Le même Gassendi, dans sa Philosophie d’Épicure, répète plusieurs fois qu’il n’y a aucune évidence mathématique de la pure spiritualité de l’âme.

Descartes, dans une de ses lettres à la princesse palatine Élisabeth, lui dit : « Je confesse que par la seule raison naturelle nous pouvons faire beaucoup de conjectures sur l’âme, et avoir de flatteuses espérances, mais non pas aucune assurance. » Et en cela Descartes combat dans ses lettres ce qu’il avance dans ses livres ; contradiction trop ordinaire.

Enfin nous avons vu que tous les Pères des premiers siècles de l’Église, en croyant l’âme immortelle, la croyaient en même temps matérielle ; ils pensaient qu’il est aussi aisé à Dieu de conserver que de créer. Ils disaient : « Dieu la fit pensante, il la conservera pensante. »

Malebranche a prouvé très bien que nous n’avons aucune idée par nous-mêmes, et que les objets sont incapables de nous en donner : de là il conclut que nous voyons tout en Dieu. C’est au fond la même chose que de faire Dieu l’auteur de toutes nos idées : car avec quoi verrions-nous dans lui, si nous n’avions pas des instruments pour voir ? et ces instruments, c’est lui seul qui les tient et qui les dirige. Ce système est un labyrinthe, dont une allée vous mènerait au spinosisme, une autre au stoïcisme, et une autre au chaos.

Quand on a bien disputé sur l’esprit, sur la matière, on finit toujours par ne se point entendre. Aucun philosophe n’a pu lever par ses propres forces ce voile que la nature a étendu sur tous les premiers principes des choses ; ils disputent, et la nature agit.


SECTION III[1].


DE L’ÂME DES BÊTES, ET DE QUELQUES IDÉES CREUSES.

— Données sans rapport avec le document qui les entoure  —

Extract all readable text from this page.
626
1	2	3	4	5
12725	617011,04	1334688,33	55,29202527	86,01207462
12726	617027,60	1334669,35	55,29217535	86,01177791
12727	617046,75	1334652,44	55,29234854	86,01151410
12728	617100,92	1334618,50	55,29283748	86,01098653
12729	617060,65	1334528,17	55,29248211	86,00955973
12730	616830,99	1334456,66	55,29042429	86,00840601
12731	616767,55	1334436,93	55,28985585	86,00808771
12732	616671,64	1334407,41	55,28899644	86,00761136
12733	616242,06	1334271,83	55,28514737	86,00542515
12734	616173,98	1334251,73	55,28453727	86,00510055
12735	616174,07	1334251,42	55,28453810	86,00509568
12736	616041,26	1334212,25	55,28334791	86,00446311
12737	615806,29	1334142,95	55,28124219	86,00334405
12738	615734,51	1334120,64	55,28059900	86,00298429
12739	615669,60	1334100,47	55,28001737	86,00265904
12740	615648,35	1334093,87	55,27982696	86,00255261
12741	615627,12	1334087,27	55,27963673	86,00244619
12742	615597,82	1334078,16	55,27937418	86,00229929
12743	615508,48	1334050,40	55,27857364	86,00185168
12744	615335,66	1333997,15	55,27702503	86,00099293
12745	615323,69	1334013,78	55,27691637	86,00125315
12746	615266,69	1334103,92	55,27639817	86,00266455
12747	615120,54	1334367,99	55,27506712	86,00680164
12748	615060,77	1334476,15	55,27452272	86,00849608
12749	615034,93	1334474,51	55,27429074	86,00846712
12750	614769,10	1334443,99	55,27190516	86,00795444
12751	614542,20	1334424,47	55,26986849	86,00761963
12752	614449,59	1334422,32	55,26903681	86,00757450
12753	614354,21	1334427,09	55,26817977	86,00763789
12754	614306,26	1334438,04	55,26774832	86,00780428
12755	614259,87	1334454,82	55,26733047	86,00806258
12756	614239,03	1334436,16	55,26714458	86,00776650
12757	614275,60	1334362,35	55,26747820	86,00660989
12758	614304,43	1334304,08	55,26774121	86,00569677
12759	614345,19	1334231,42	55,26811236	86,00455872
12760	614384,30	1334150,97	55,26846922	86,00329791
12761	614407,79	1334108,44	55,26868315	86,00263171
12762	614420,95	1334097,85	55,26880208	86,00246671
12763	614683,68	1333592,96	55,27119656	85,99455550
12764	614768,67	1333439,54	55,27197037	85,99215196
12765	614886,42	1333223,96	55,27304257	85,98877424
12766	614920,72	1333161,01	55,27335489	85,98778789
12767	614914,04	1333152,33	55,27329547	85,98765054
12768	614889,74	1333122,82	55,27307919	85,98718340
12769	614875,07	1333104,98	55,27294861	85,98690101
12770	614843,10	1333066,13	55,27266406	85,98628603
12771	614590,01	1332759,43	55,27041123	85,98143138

Avant l’étrange système qui suppose les animaux de pures machines sans aucune sensation, les hommes n’avaient jamais imaginé dans les bêtes une âme immatérielle ; et personne n’avait poussé la témérité jusqu’à dire qu’une huître possède une âme spirituelle. Tout le monde s’accordait paisiblement à convenir que les bêtes avaient reçu de Dieu du sentiment, de la mémoire, des idées, et non pas un esprit pur. Personne n’avait abusé du don de raisonner au point de dire que la nature a donné aux

  1. Questions sur l’Encyclopédie, 1770. (B.)